Ob in Deutschland, England oder den USA: Immer häufiger treffen wir auf eine neue Art der automatisierten Rechtsfindung – genannt: Legal Tech. Unter Legal Technology versteht man Software-Abwicklungen und Online-Dienste, die juristische Arbeitsprozesse unterstützen oder sie gänzlich automatisiert durchführen. Solche IT-Produkte werden bisher vor allem von Start-ups entwickelt, die das Ziel verfolgen, effizientere Alternativen zu einzelnen Arbeitsschritten oder ganzen Rechtsdienstleistungen zu schaffen[1].

Automatisierende Legal-Tech-Anwendungen wurden seit 2009 entwickelt. Nach Schätzungen wurden alleine im Jahr 2014 in den USA Investitionen in Legal Tech in Höhe von rund 225 Millionen Euro getätigt. Auch in Europa nehmen die Investitionen von Jahr zu Jahr zu.

Mehr Effizienz bei Rechtsdienstleistungen

Begrifflich steht Legal Technology dem Feld der Rechtsinformatik nahe.  Legal-Tech-Anwendungen werden jedoch weniger aus einer wissenschaftlichen Diskussion heraus entwickelt, sondern orientieren sich eher an den praktischen Bedürfnissen nach bestimmten Rechtsdienstleistungen. Langfristig könnte Legal Technology auch dazu beitragen, das Gerichtswesen effizienter und Entscheidungen objektiver zu gestalten.

Rechtsdienstleister erhoffen sich von Legal Tech insbesondere einen sinkenden Personalbedarf für ihr derzeitiges Leistungsspektrum. Mandanten erwarten ihrerseits, dass sich der mit Legal-Tech realisierbare Effizienzzuwachs künftig in den Rechtsberatungsgebühren widerspiegelt. Denn das wichtigste Ziel von Legal Tech ist die Effizienzsteigerung bei gleichzeitiger Kostenersparnis.

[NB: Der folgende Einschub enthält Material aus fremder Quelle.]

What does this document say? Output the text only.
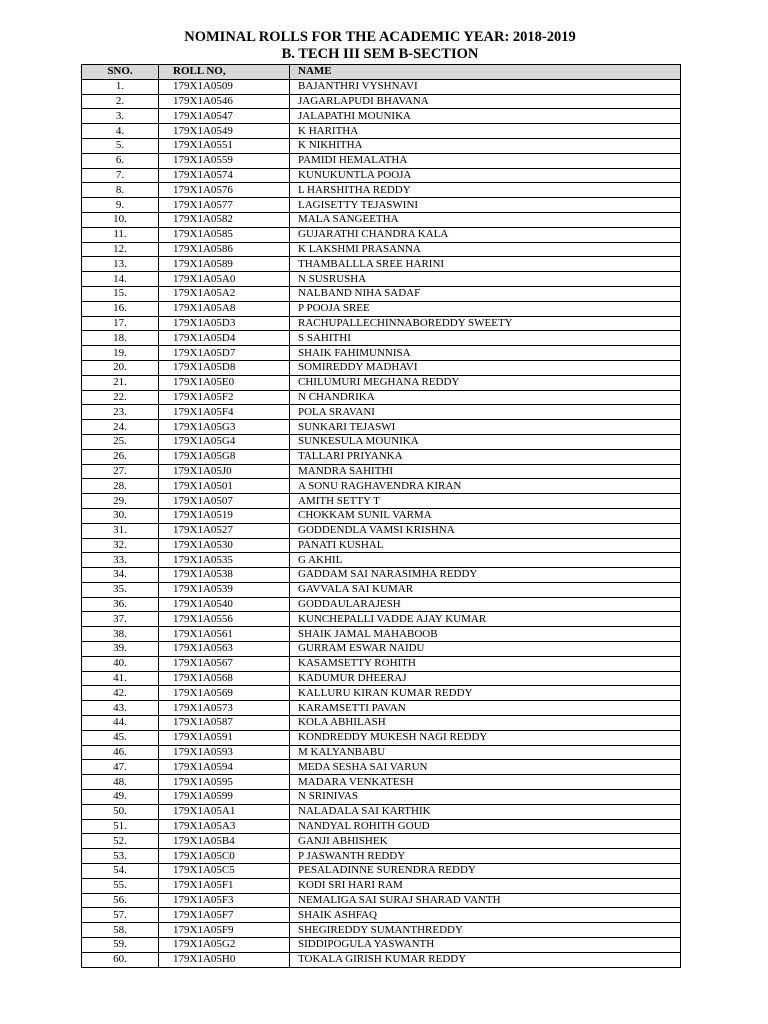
NOMINAL ROLLS FOR THE ACADEMIC YEAR: 2018-2019
B. TECH III SEM B-SECTION
SNO.	ROLL NO,	NAME
1.	179X1A0509	BAJANTHRI VYSHNAVI
2.	179X1A0546	JAGARLAPUDI BHAVANA
3.	179X1A0547	JALAPATHI MOUNIKA
4.	179X1A0549	K HARITHA
5.	179X1A0551	K NIKHITHA
6.	179X1A0559	PAMIDI HEMALATHA
7.	179X1A0574	KUNUKUNTLA POOJA
8.	179X1A0576	L HARSHITHA REDDY
9.	179X1A0577	LAGISETTY TEJASWINI
10.	179X1A0582	MALA SANGEETHA
11.	179X1A0585	GUJARATHI CHANDRA KALA
12.	179X1A0586	K LAKSHMI PRASANNA
13.	179X1A0589	THAMBALLLA SREE HARINI
14.	179X1A05A0	N SUSRUSHA
15.	179X1A05A2	NALBAND NIHA SADAF
16.	179X1A05A8	P POOJA SREE
17.	179X1A05D3	RACHUPALLECHINNABOREDDY SWEETY
18.	179X1A05D4	S SAHITHI
19.	179X1A05D7	SHAIK FAHIMUNNISA
20.	179X1A05D8	SOMIREDDY MADHAVI
21.	179X1A05E0	CHILUMURI MEGHANA REDDY
22.	179X1A05F2	N CHANDRIKA
23.	179X1A05F4	POLA SRAVANI
24.	179X1A05G3	SUNKARI TEJASWI
25.	179X1A05G4	SUNKESULA MOUNIKA
26.	179X1A05G8	TALLARI PRIYANKA
27.	179X1A05J0	MANDRA SAHITHI
28.	179X1A0501	A SONU RAGHAVENDRA KIRAN
29.	179X1A0507	AMITH SETTY T
30.	179X1A0519	CHOKKAM SUNIL VARMA
31.	179X1A0527	GODDENDLA VAMSI KRISHNA
32.	179X1A0530	PANATI KUSHAL
33.	179X1A0535	G AKHIL
34.	179X1A0538	GADDAM SAI NARASIMHA REDDY
35.	179X1A0539	GAVVALA SAI KUMAR
36.	179X1A0540	GODDAULARAJESH
37.	179X1A0556	KUNCHEPALLI VADDE AJAY KUMAR
38.	179X1A0561	SHAIK JAMAL MAHABOOB
39.	179X1A0563	GURRAM ESWAR NAIDU
40.	179X1A0567	KASAMSETTY ROHITH
41.	179X1A0568	KADUMUR DHEERAJ
42.	179X1A0569	KALLURU KIRAN KUMAR REDDY
43.	179X1A0573	KARAMSETTI PAVAN
44.	179X1A0587	KOLA ABHILASH
45.	179X1A0591	KONDREDDY MUKESH NAGI REDDY
46.	179X1A0593	M KALYANBABU
47.	179X1A0594	MEDA SESHA SAI VARUN
48.	179X1A0595	MADARA VENKATESH
49.	179X1A0599	N SRINIVAS
50.	179X1A05A1	NALADALA SAI KARTHIK
51.	179X1A05A3	NANDYAL ROHITH GOUD
52.	179X1A05B4	GANJI ABHISHEK
53.	179X1A05C0	P JASWANTH REDDY
54.	179X1A05C5	PESALADINNE SURENDRA REDDY
55.	179X1A05F1	KODI SRI HARI RAM
56.	179X1A05F3	NEMALIGA SAI SURAJ SHARAD VANTH
57.	179X1A05F7	SHAIK ASHFAQ
58.	179X1A05F9	SHEGIREDDY SUMANTHREDDY
59.	179X1A05G2	SIDDIPOGULA YASWANTH
60.	179X1A05H0	TOKALA GIRISH KUMAR REDDY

Anwaltsberatung oft teurer als Streitwert

Wer keine Rechtsschutzversicherung hat, für den ist es immer ein schwer zu kalkulierendes Wagnis, einen Rechtsanwalt aufzusuchen. Denn der hat keinen Anlass, Kosten gering zu halten. Er verdient sein Geld immer. Selbst das einfache Erstberatungsgespräch beim Anwalt darf bis zu 190 Euro plus Mehrwertsteuer, d. h. insgesamt 226,10 Euro. Und das schriftliche Ausarbeiten eines einfachen Gutachtens kann bereits mit bis zu 250 Euro (zzgl. MwSt) zu Buche schlagen. Ist der eigentliche Streitwert relativ gering, dann laufen Anwaltskosten schnell über das lohnende Maß der Dinge hinaus.[2]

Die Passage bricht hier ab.